There are not over a 100 people in the U.S. that hate the Catholic Church, there are millions however, who hate what they wrongly believe to be the Catholic Church, which is, of course, quite a different thing.- Archbishop Fulton Sheen

Sunday, June 13, 2010

Faith not Works?

My opinion is like C. S. Lewis's in Mere Christianity : arguing whether faith or works is more important is like arguing which side of a pair of scissors is more important.

But the second reading at Mass today was Galatians 2:16,19-21 (11th Sunday in Ordinary Time, Year C)

"Brothers and Sisters:
We who know that a person is not justified by works of the law
but through faith in Jesus Christ,
even we have believed in Christ Jesus
that we may be justified by faith in Christ
and not by works of the law,
because by works of the law no one will be justified.
For through the law I died to the law,
that I might live for God.
I have been crucified with Christ;
yet I live, no longer I, but Christ lives in me;
insofar as I now live in the flesh,
I live by faith in the Son of God
who has loved me and given himself up for me.
I do not nullify the grace of God;
for if justification comes through the law,
then Christ died for nothing. "

One stereotype is that Catholic Christians think that if they follow "the law" then they will be saved. The other stereotype is that Protestant Christians think that all they have to do in life is think they believe in Jesus and that's all they need to do to go to heaven.

I know the first one isn't true, as evidenced by this passage, and I hope the second one isn't either.

Today's context for this passage was a first reading from Samuel 2 and a Gospel from Luke. In Samuel, King David repented and God forgave him his adultery and murder. In the Gospel, Jesus is eating at the house of Simon the Pharisee, where a sinful woman comes and cleans, kisses and perfumes Jesus's feet.

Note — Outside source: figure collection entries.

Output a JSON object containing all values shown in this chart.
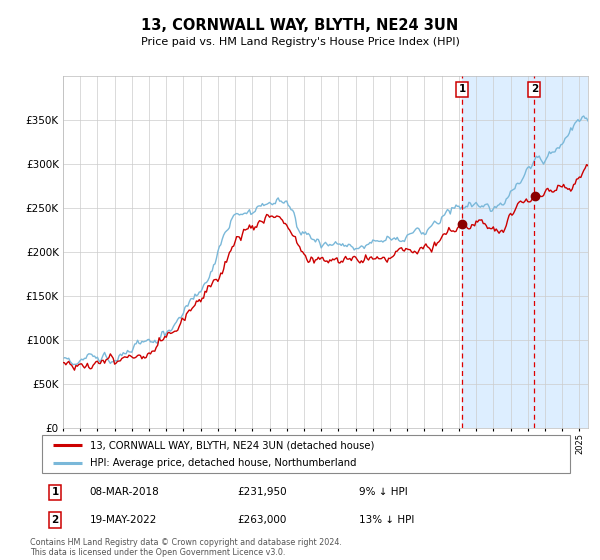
{
  "title": "13, CORNWALL WAY, BLYTH, NE24 3UN",
  "subtitle": "Price paid vs. HM Land Registry's House Price Index (HPI)",
  "legend_line1": "13, CORNWALL WAY, BLYTH, NE24 3UN (detached house)",
  "legend_line2": "HPI: Average price, detached house, Northumberland",
  "footnote": "Contains HM Land Registry data © Crown copyright and database right 2024.\nThis data is licensed under the Open Government Licence v3.0.",
  "table": [
    {
      "num": "1",
      "date": "08-MAR-2018",
      "price": "£231,950",
      "note": "9% ↓ HPI"
    },
    {
      "num": "2",
      "date": "19-MAY-2022",
      "price": "£263,000",
      "note": "13% ↓ HPI"
    }
  ],
  "sale1_year": 2018.19,
  "sale1_price": 231950,
  "sale2_year": 2022.38,
  "sale2_price": 263000,
  "hpi_color": "#7ab8d9",
  "price_color": "#cc0000",
  "marker_color": "#8b0000",
  "dashed_color": "#dd0000",
  "shade_color": "#ddeeff",
  "ylim_max": 400000,
  "yticks": [
    0,
    50000,
    100000,
    150000,
    200000,
    250000,
    300000,
    350000
  ],
  "xlim_start": 1995.0,
  "xlim_end": 2025.5
}
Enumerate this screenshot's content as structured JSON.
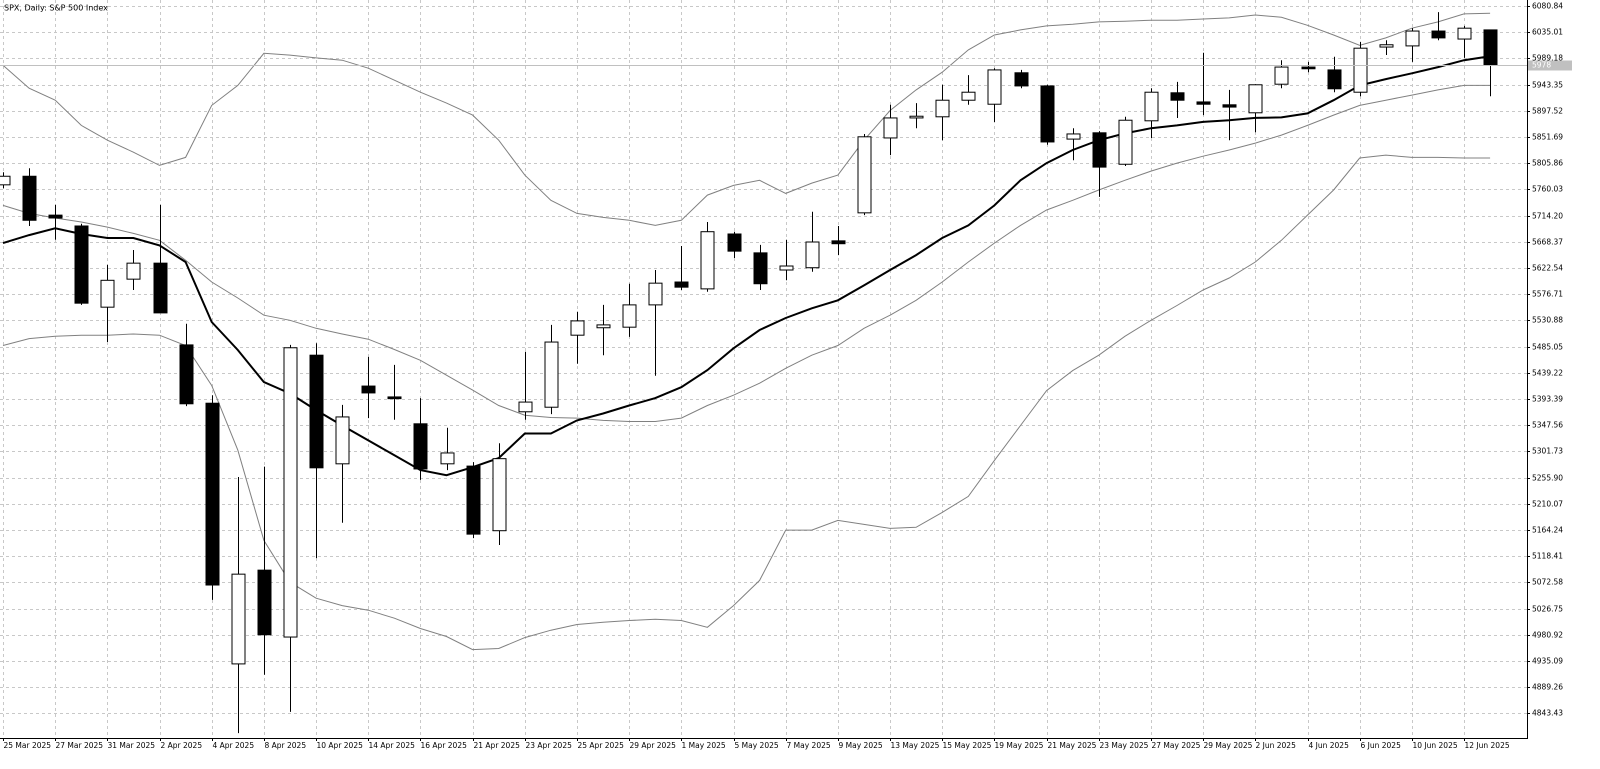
{
  "chart_data": {
    "type": "candlestick",
    "title": "SPX, Daily:  S&P 500 Index",
    "categories": [
      "25 Mar 2025",
      null,
      "27 Mar 2025",
      null,
      "31 Mar 2025",
      null,
      "2 Apr 2025",
      null,
      "4 Apr 2025",
      null,
      "8 Apr 2025",
      null,
      "10 Apr 2025",
      null,
      "14 Apr 2025",
      null,
      "16 Apr 2025",
      null,
      "21 Apr 2025",
      null,
      "23 Apr 2025",
      null,
      "25 Apr 2025",
      null,
      "29 Apr 2025",
      null,
      "1 May 2025",
      null,
      "5 May 2025",
      null,
      "7 May 2025",
      null,
      "9 May 2025",
      null,
      "13 May 2025",
      null,
      "15 May 2025",
      null,
      "19 May 2025",
      null,
      "21 May 2025",
      null,
      "23 May 2025",
      null,
      "27 May 2025",
      null,
      "29 May 2025",
      null,
      "2 Jun 2025",
      null,
      "4 Jun 2025",
      null,
      "6 Jun 2025",
      null,
      "10 Jun 2025",
      null,
      "12 Jun 2025",
      null
    ],
    "open": [
      5768,
      5783,
      5715,
      5696,
      5554,
      5603,
      5631,
      5488,
      5386,
      4930,
      5094,
      4977,
      5470,
      5280,
      5416,
      5397,
      5350,
      5280,
      5276,
      5163,
      5371,
      5379,
      5505,
      5518,
      5519,
      5558,
      5598,
      5586,
      5682,
      5649,
      5619,
      5623,
      5670,
      5719,
      5850,
      5885,
      5887,
      5916,
      5909,
      5964,
      5941,
      5848,
      5859,
      5804,
      5880,
      5929,
      5913,
      5908,
      5894,
      5944,
      5974,
      5969,
      5930,
      6009,
      6011,
      6037,
      6023,
      6039
    ],
    "high": [
      5790,
      5797,
      5733,
      5700,
      5628,
      5654,
      5733,
      5525,
      5400,
      5257,
      5275,
      5488,
      5491,
      5383,
      5467,
      5453,
      5395,
      5343,
      5283,
      5316,
      5476,
      5523,
      5546,
      5558,
      5595,
      5619,
      5661,
      5703,
      5686,
      5663,
      5672,
      5721,
      5696,
      5857,
      5908,
      5911,
      5943,
      5960,
      5972,
      5969,
      5943,
      5867,
      5862,
      5887,
      5937,
      5948,
      5999,
      5934,
      5944,
      5986,
      5983,
      5992,
      6018,
      6021,
      6042,
      6070,
      6046,
      6039
    ],
    "low": [
      5762,
      5696,
      5672,
      5558,
      5493,
      5584,
      5544,
      5381,
      5042,
      4809,
      4911,
      4846,
      5115,
      5177,
      5360,
      5357,
      5252,
      5269,
      5150,
      5138,
      5357,
      5367,
      5455,
      5470,
      5502,
      5434,
      5584,
      5581,
      5640,
      5584,
      5601,
      5616,
      5645,
      5715,
      5820,
      5867,
      5846,
      5908,
      5878,
      5937,
      5838,
      5811,
      5747,
      5801,
      5850,
      5885,
      5890,
      5846,
      5860,
      5937,
      5965,
      5930,
      5923,
      5995,
      5983,
      6021,
      5990,
      5923
    ],
    "close": [
      5783,
      5706,
      5710,
      5561,
      5601,
      5631,
      5544,
      5385,
      5068,
      5087,
      4981,
      5483,
      5273,
      5362,
      5404,
      5394,
      5271,
      5299,
      5157,
      5289,
      5388,
      5493,
      5530,
      5523,
      5558,
      5596,
      5589,
      5686,
      5652,
      5595,
      5626,
      5668,
      5665,
      5852,
      5885,
      5888,
      5916,
      5930,
      5969,
      5941,
      5843,
      5857,
      5799,
      5881,
      5930,
      5916,
      5909,
      5904,
      5943,
      5974,
      5971,
      5936,
      6007,
      6013,
      6037,
      6025,
      6042,
      5978
    ],
    "up_color": "#ffffff",
    "down_color": "#000000",
    "series": [
      {
        "color": "#808080",
        "width": 1,
        "values": [
          5977,
          5937,
          5916,
          5872,
          5846,
          5825,
          5802,
          5816,
          5907,
          5942,
          5998,
          5995,
          5990,
          5986,
          5972,
          5951,
          5930,
          5911,
          5890,
          5846,
          5785,
          5741,
          5718,
          5711,
          5706,
          5697,
          5706,
          5750,
          5767,
          5776,
          5753,
          5771,
          5785,
          5846,
          5898,
          5934,
          5965,
          6004,
          6030,
          6039,
          6046,
          6049,
          6053,
          6054,
          6056,
          6056,
          6058,
          6060,
          6065,
          6061,
          6047,
          6030,
          6012,
          6025,
          6042,
          6053,
          6067,
          6068
        ]
      },
      {
        "color": "#808080",
        "width": 1,
        "values": [
          5732,
          5718,
          5710,
          5703,
          5694,
          5683,
          5671,
          5636,
          5598,
          5570,
          5540,
          5531,
          5517,
          5507,
          5498,
          5480,
          5461,
          5435,
          5409,
          5382,
          5365,
          5361,
          5360,
          5356,
          5354,
          5354,
          5360,
          5382,
          5400,
          5421,
          5447,
          5470,
          5487,
          5517,
          5540,
          5566,
          5598,
          5633,
          5666,
          5697,
          5724,
          5741,
          5759,
          5776,
          5792,
          5806,
          5818,
          5829,
          5841,
          5855,
          5872,
          5890,
          5907,
          5916,
          5925,
          5934,
          5942,
          5942
        ]
      },
      {
        "color": "#808080",
        "width": 1,
        "values": [
          5487,
          5499,
          5503,
          5505,
          5505,
          5507,
          5505,
          5487,
          5417,
          5304,
          5146,
          5073,
          5045,
          5032,
          5024,
          5010,
          4992,
          4978,
          4955,
          4957,
          4976,
          4989,
          4999,
          5003,
          5006,
          5008,
          5006,
          4994,
          5032,
          5076,
          5164,
          5164,
          5181,
          5174,
          5167,
          5169,
          5195,
          5223,
          5286,
          5347,
          5408,
          5443,
          5470,
          5503,
          5531,
          5557,
          5584,
          5605,
          5633,
          5671,
          5715,
          5759,
          5815,
          5820,
          5816,
          5816,
          5815,
          5815
        ]
      },
      {
        "color": "#000000",
        "width": 2,
        "values": [
          5666,
          5680,
          5692,
          5682,
          5675,
          5675,
          5662,
          5633,
          5528,
          5479,
          5423,
          5403,
          5374,
          5347,
          5321,
          5295,
          5269,
          5260,
          5274,
          5290,
          5333,
          5333,
          5356,
          5368,
          5382,
          5395,
          5414,
          5444,
          5482,
          5514,
          5535,
          5552,
          5566,
          5592,
          5619,
          5645,
          5675,
          5697,
          5732,
          5776,
          5806,
          5829,
          5846,
          5858,
          5867,
          5872,
          5878,
          5881,
          5885,
          5886,
          5893,
          5916,
          5942,
          5953,
          5963,
          5974,
          5986,
          5993
        ]
      }
    ],
    "ylim": [
      4800.4,
      6091.3
    ],
    "yticks": [
      6080.84,
      6035.01,
      5989.18,
      5943.35,
      5897.52,
      5851.69,
      5805.86,
      5760.03,
      {
        "value": 5714.2,
        "label": "5714.20"
      },
      5668.37,
      5622.54,
      5576.71,
      5530.88,
      5485.05,
      5439.22,
      5393.39,
      5347.56,
      5301.73,
      {
        "value": 5255.9,
        "label": "5255.90"
      },
      5210.07,
      5164.24,
      5118.41,
      5072.58,
      5026.75,
      4980.92,
      4935.09,
      4889.26,
      4843.43
    ],
    "grid": true
  }
}
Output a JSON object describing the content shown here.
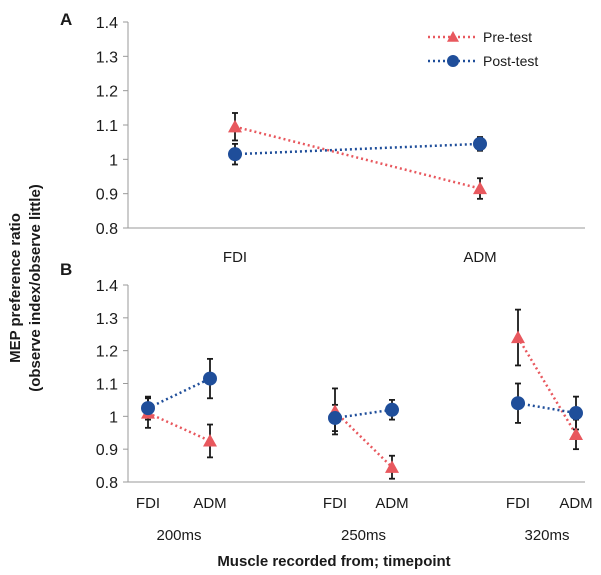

I don't know whether Jesus was mind reading or had really good ears, but he hears Simon's rejection of the woman. Jesus then proposes that the woman, though a sinner, is more welcoming to him than Simon was, and tells a parable: two men were forgiven of their debt, and the one who was forgiven more loves more.

All three passages have the same theme: God's forgiveness.
When King David repents, "The Lord on his part had forgiven (his) sin: (he) shall not die"
Paul says "I live by faith in the Son of God who has loved me and given himself up for me."
Jesus says "Her many sins have been forgiven because she has shown great love. But the one to whom little is forgiven, loves little"

This is nice to say, but what does it mean? What does Paul mean?
The passage's context was Paul writing to the Galatians, a community that had many converts from Judaism. Understandably, they wanted to continue following Jewish/Mosaic Law, and wanted the Gentile converts to follow it as well. This is the "works of the law" that Paul means. Paul wants to make it very clear that salvation is through Jesus rather than through following Jewish practices (especially circumcision).

Maybe defining some words would help:
works of the law: the old Jewish law, circumcision, dietary restrictions, etc...
justification: becoming just, being saved
love: actions that put others before yourself
Christ lives in me/live for God: following Jesus's teachings/imitating Jesus

If Paul is living for God, then he is following what Jesus taught, which, as shown in the Gospels was a new commandment: that they should love one another. To follow this you must die to the old law of "an eye for an eye and a tooth for a tooth." In the end, Paul makes sense when he says that if this old law justified you/if it "saved" you, then there was no need for Jesus to bring the new law, and there was no need for Him to die on the cross for forgiveness of sins. Paul both has faith in forgiveness of sins from Jesus's death and imitates being "crucified with Christ." Is it too much of a stretch to say Paul sees these as the same thing?

Jesus says in the Gospel "her many sins have been forgiven because she has shown great love" and "your faith has saved you; go in peace". To Jesus, showing great love and faith are synonymous. I would say these are the same things as works and faith. If you are forgiven by God, then you are justified; you are saved.

Math! if great love (or works)=forgiven and forgiven=saved then works=saved
and Jesus said faith=saved, so faith=works.